Zu Fuß geht es ­weiter ins Künstlerviertel Montparnasse und zum gleichnamigen ­Wolkenkratzer, von ­dessen Dach aus sich ein herrlicher Blick auf die Stadt und ihre Sehenswürdigkeiten auftut. Unweit des Turms führt die elegante Bouti­quen-Straße Rue du Cherche-Midi, in der auch die berühmte Bäckerei Poilâne liegt, ­hinunter zum exklu­siven Traditionskaufhaus Bon Marché mit seiner sehenswerten Delikatessenabteilung. Auf dem Weg dahin empfiehlt sich ein Abstecher auf ein Gläschen in die stimmige Weinbar »Au Sauvignon«. ­Danach geht es zurück nach Montparnasse, um zum Abendessen ­das einzigartige Ambiente einer echten ­Brasserie zu genießen, wie zum ­Beispiel in der »La Coupole« mit ihren Hunderten ­Sitz­plätzen und unzähligen Kellnern, ­deren ­perfekt eingespieltes Servier-Ballett ­allein schon einen Besuch wert ist. Als Vorspeise wählt man ein kunstvoll aufgetürmtes Plateau mit Austern und sonstigen Krusten- ­und Schalentieren und danach – als Kontrast – einen deftigen Klassiker der französischen Brasserie-Küche, wie etwa die berühmte Choucroute garnie, also eine Art Bauernschmaus, oder die gegrillte Kuttelwurst ­Andouillette mit bilderbuchhaften Pommes frites.
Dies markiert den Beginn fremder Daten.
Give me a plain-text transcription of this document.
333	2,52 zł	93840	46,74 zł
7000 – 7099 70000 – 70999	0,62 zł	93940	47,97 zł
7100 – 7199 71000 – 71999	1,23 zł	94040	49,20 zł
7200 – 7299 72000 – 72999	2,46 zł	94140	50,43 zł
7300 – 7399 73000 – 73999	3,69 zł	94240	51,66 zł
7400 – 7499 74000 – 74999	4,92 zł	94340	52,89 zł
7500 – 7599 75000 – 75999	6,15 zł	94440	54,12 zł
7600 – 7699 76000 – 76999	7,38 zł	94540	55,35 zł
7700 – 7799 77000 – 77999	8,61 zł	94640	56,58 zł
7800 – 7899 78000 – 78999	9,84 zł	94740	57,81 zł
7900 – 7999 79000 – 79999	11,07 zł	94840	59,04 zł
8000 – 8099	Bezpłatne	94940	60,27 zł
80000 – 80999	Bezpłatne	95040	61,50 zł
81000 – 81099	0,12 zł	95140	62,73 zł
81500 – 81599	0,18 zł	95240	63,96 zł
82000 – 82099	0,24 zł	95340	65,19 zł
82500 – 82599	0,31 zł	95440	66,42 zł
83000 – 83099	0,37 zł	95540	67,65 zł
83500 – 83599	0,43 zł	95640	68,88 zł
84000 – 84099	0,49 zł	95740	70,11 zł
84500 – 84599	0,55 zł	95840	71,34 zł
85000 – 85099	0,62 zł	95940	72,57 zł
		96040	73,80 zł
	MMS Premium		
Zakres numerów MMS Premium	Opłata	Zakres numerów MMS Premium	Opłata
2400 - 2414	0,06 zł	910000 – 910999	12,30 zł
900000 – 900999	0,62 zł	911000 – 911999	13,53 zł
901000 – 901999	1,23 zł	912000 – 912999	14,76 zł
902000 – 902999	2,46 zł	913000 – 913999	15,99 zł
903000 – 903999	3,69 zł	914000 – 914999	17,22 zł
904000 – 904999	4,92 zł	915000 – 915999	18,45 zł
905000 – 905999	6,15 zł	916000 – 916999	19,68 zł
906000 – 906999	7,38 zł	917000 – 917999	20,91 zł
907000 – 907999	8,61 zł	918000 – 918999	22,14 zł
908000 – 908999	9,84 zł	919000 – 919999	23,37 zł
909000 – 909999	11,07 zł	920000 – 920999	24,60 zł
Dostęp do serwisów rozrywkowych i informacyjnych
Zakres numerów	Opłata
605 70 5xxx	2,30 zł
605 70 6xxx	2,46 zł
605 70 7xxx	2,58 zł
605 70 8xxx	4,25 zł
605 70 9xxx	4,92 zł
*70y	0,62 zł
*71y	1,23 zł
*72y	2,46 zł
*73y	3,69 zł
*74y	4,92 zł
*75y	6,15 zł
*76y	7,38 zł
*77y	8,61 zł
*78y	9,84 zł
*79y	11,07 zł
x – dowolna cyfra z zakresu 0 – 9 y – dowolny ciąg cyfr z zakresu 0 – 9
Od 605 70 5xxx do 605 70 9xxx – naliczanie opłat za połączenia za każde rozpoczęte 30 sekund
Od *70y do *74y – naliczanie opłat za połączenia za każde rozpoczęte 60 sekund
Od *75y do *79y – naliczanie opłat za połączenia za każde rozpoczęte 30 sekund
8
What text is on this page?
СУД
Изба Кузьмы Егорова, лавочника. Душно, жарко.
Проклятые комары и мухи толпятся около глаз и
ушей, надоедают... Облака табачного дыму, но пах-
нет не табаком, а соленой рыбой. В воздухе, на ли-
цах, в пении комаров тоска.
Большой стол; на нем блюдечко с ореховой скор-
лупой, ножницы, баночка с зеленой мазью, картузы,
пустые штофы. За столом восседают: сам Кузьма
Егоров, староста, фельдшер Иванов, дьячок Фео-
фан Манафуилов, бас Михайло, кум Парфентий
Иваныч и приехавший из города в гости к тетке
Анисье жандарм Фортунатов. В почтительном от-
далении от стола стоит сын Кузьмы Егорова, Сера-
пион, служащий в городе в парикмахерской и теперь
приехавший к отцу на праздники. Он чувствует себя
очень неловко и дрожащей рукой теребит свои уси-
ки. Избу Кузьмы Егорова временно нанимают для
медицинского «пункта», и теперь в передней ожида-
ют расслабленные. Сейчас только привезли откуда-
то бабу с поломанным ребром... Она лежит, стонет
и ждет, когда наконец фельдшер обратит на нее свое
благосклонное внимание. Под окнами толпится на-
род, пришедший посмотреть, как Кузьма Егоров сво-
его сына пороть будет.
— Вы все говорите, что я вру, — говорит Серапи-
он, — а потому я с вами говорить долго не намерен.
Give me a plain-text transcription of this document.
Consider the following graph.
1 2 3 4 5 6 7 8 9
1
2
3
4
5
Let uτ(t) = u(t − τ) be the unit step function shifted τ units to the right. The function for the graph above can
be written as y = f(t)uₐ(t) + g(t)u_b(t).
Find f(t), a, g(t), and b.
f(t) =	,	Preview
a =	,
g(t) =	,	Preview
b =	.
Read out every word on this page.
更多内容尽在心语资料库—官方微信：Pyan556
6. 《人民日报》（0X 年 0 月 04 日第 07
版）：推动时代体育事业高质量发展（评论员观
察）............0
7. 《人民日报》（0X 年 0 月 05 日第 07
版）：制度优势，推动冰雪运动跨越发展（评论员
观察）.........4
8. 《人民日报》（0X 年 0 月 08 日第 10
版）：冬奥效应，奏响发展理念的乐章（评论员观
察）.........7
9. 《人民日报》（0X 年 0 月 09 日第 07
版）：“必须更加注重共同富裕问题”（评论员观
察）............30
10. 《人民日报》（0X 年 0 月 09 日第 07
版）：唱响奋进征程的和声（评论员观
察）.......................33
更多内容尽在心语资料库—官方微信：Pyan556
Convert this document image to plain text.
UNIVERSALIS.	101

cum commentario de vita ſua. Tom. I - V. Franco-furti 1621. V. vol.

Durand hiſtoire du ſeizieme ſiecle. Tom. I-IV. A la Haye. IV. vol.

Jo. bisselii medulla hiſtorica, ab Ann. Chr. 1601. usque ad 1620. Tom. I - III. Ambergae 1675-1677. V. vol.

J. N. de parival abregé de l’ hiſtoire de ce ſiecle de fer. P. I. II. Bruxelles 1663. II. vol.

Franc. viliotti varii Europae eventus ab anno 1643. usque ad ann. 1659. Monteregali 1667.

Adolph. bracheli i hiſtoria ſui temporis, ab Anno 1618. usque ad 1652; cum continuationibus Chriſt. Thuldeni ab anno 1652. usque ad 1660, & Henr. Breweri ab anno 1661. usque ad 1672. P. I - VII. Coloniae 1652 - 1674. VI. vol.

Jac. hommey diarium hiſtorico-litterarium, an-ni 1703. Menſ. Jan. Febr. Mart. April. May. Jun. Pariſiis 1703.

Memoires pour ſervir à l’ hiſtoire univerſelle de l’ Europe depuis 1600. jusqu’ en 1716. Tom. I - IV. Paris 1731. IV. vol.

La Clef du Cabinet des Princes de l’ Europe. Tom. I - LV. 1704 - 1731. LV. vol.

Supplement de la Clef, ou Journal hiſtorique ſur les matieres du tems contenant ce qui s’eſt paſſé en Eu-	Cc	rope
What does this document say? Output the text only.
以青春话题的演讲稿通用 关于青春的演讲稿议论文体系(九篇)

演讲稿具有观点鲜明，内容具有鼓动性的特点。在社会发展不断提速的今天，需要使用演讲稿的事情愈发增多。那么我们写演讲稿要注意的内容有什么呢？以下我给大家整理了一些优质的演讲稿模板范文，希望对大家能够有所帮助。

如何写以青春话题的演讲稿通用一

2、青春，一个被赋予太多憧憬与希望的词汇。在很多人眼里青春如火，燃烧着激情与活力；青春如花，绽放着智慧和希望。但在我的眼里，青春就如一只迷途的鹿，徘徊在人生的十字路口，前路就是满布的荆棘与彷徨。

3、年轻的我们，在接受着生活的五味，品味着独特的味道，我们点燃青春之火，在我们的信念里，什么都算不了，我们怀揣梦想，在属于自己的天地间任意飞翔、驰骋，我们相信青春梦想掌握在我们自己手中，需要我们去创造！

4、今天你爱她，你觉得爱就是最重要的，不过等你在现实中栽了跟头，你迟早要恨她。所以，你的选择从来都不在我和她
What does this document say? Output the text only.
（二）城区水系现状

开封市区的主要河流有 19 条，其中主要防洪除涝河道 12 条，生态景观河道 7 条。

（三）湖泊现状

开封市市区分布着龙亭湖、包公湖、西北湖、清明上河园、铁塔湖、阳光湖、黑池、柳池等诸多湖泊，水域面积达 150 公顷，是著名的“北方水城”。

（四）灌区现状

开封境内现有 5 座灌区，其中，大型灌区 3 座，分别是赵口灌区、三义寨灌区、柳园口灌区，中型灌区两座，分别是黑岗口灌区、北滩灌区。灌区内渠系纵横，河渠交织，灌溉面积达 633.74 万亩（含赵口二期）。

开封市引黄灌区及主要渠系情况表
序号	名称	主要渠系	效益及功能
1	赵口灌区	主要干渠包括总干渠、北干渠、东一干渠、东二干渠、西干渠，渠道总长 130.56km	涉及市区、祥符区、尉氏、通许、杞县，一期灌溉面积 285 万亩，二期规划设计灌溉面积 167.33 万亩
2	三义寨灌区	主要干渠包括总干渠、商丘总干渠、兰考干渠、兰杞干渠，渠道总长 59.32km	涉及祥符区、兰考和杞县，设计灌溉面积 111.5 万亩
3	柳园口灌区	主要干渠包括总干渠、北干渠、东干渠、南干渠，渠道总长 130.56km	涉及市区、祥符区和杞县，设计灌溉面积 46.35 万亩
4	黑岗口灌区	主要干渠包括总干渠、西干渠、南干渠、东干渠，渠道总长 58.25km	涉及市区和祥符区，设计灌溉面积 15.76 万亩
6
>>> Restaurants, Sightseeing, Shopping, Hotels: Die besten Adressen in Paris

Samstag
Saisonale Delikatessen auf den Wochen­märkten, Kultur pur im Musée du quai Branly und Shopping im ältesten Viertel der Stadt.

Am nächsten Tag geht es zuerst auf ­einen der zahlreichen Wochenmärkte der Stadt, wo man sich einen Überblick verschafft über die große Vielfalt an saisonalen Lebensmitteln, die ein geografisch und kulturell so vielseitiges Land wie Frankreich zu bieten hat. Besonders eignet sich dafür der Marché Edgar Quinet am gleichnamigen Boulevard (mittwochs und samstags) oder der Bio-Markt am Boulevard Raspail (sonntags). Danach geht es hinunter an die Seine, wo sich bei Schlechtwetter der Besuch eines Museums empfiehlt, wie zum Beispiel des von Stararchitekt Jean Nouvel gestalteten Musée du quai Branly, das ausschließlich nicht europäische Kunstwerke ausstellt. Weniger bekannt, obwohl absolut sehenswert, ist die Sainte-Chapelle mit ihren einzigartigen gotischen Fensterfronten auf der Ile de la Cité, der größeren der beiden Seine-Inseln. Im Anschluss führt ein Spaziergang auf die kleinere und verschlafen wirkende Ile Saint-Louis, wo im »Le Sergent Recruteur«, einem der angesagtesten Restaurants der Stadt, ein leichtes und kreatives Mittagsmenü wartet.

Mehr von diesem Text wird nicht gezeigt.